“Beware the hobby that eats.”-Benjamin Franklin 

For many modern circus performers the ‘career’ starts out as a hobby; An interesting and enjoyable way to spend a few hours a week. Over time the passion and obsession creeps in and before you know it you’re filling in your first self-employed tax return and cursing the day you passed on a ‘proper job’.

I’ve never really thought about the transition from hobbyist to professional. I’m sure for some there comes a time when they say “right I’m going to make my living from this”, and go on to do so. But for must of us it’s a gradual incline (or decline depending on how things are going!) which we hardly notice.

Occasionally important choices will come our way and remind us that this is more than ‘just a hobby’. Whether it’s applying for circus school, dealing with a serious injury or taking a 12 month contract away from home these difficult choices are not often faced by a hobbyist.

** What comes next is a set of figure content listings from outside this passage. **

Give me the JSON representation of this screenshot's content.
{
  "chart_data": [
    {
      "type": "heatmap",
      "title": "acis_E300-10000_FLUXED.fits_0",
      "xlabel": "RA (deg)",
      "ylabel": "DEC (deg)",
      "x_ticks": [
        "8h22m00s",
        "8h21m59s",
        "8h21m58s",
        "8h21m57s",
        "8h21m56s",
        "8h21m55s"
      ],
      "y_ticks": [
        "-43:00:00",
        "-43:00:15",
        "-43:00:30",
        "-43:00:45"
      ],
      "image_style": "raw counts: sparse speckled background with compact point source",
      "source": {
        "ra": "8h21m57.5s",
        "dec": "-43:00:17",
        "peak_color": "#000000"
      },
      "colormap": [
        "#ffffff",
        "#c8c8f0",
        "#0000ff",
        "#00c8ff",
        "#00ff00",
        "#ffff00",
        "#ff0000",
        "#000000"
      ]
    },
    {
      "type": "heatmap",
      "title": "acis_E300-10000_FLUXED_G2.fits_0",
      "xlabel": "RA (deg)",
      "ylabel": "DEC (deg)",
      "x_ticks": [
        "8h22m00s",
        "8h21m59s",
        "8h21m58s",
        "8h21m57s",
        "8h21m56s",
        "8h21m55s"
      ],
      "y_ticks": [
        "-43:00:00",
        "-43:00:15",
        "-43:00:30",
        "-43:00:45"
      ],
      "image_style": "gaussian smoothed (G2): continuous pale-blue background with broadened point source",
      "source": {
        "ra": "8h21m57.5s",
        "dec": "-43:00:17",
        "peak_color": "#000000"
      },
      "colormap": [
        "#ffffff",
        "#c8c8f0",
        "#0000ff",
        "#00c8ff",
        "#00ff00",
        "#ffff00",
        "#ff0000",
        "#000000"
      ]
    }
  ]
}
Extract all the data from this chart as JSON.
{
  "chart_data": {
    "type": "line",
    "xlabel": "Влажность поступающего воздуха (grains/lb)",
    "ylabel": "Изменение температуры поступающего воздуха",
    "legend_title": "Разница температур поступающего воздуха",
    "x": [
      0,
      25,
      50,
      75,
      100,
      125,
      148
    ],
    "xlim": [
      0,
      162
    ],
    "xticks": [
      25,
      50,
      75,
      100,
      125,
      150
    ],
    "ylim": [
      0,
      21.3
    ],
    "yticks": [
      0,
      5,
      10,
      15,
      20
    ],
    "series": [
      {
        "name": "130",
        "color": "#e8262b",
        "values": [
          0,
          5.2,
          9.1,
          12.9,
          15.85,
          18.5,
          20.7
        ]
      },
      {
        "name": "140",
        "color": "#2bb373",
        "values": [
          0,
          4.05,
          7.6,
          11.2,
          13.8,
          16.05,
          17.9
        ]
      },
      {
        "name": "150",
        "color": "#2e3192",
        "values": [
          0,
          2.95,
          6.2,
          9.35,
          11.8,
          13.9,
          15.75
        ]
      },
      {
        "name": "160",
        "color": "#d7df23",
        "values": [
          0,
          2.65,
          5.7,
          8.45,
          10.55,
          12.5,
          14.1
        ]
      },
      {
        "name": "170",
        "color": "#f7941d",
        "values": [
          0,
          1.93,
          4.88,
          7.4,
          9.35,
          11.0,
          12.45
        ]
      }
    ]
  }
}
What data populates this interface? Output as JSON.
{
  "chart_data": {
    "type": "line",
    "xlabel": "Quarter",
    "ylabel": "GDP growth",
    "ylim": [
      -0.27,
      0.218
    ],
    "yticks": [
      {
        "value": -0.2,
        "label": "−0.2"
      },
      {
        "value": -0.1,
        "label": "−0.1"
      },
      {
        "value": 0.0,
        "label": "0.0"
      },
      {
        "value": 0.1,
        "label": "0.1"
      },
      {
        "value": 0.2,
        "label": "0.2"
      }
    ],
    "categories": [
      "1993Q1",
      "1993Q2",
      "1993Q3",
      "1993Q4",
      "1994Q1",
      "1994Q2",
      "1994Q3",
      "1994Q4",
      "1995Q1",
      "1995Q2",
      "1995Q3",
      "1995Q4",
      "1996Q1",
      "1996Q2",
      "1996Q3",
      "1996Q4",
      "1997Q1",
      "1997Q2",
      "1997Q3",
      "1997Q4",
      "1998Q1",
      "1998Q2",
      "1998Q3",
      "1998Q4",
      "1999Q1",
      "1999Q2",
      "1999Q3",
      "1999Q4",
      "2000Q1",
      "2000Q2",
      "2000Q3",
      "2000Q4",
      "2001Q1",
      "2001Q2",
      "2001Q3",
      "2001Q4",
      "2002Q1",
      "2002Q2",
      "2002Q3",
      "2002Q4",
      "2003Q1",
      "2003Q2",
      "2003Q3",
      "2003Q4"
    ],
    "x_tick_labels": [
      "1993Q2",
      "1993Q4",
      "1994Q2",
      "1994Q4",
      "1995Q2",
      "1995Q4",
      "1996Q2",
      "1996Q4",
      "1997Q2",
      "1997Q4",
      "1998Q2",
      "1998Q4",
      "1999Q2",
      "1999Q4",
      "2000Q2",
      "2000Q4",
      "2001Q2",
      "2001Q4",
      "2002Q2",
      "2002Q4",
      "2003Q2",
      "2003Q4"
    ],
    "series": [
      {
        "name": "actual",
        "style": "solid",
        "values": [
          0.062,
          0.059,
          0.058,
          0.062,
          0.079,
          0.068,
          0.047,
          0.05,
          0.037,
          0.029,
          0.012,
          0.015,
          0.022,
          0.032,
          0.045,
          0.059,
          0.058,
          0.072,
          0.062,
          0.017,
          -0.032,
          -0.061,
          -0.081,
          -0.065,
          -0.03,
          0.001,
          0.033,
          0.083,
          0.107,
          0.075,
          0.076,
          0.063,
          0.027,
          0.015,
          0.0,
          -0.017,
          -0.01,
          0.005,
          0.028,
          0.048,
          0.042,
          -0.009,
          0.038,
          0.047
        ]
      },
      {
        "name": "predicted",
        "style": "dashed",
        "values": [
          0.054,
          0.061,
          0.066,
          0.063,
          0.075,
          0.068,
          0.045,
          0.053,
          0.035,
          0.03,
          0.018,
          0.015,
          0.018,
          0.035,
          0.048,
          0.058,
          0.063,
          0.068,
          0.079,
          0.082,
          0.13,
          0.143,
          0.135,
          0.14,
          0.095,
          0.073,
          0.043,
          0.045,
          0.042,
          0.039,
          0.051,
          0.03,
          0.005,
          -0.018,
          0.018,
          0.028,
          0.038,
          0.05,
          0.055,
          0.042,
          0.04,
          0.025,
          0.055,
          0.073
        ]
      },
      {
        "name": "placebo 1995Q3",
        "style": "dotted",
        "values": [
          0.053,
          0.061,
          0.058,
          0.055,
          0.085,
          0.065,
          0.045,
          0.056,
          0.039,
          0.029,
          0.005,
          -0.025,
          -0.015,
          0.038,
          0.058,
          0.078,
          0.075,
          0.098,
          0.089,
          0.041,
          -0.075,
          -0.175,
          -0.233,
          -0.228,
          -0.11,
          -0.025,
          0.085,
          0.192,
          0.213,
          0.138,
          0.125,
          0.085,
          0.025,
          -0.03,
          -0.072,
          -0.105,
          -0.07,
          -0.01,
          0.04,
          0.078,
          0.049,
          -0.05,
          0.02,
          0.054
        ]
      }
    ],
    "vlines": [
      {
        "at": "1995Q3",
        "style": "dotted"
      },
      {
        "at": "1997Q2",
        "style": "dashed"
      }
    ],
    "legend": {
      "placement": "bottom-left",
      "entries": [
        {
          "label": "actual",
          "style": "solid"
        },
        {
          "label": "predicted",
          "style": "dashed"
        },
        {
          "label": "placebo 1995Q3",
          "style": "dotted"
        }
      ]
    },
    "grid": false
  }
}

I believe a hobby can (and should) be almost always ‘fun’ but a career is (and should be) challenging.

Does trying to pries a living from an ex-hobby take the enjoyment out of the work? Possibly. From my own standpoint I still love playing with objects, getting on stage, sharing the few good ideas I have with the world and getting a reaction and connection with an audience. I hope that if there comes a time when I don’t enjoy performing then I will change what/how I do it or move onto a new profession.

I still have to pinch myself from time to time, remind myself that I survive and even thrive (at times!) thanks to my hobby, my chosen profession.

Are there times you regret being a professional, do you aspire to be one or think your passion is best kept as a hobby? Love to hear from you on this one…

“I don’t enjoy it… (but) it’s a good career”

Just linking this up here, an article about young Las Vegas juggler Ty Tojo (“Fifield”): stepson (and student) of the great Dick Franco.


What I find of particular note is the following quote:
“I’m proud of it,” Fifield said of his juggling skills. “But I don’t enjoy it. It’s a good career, though.”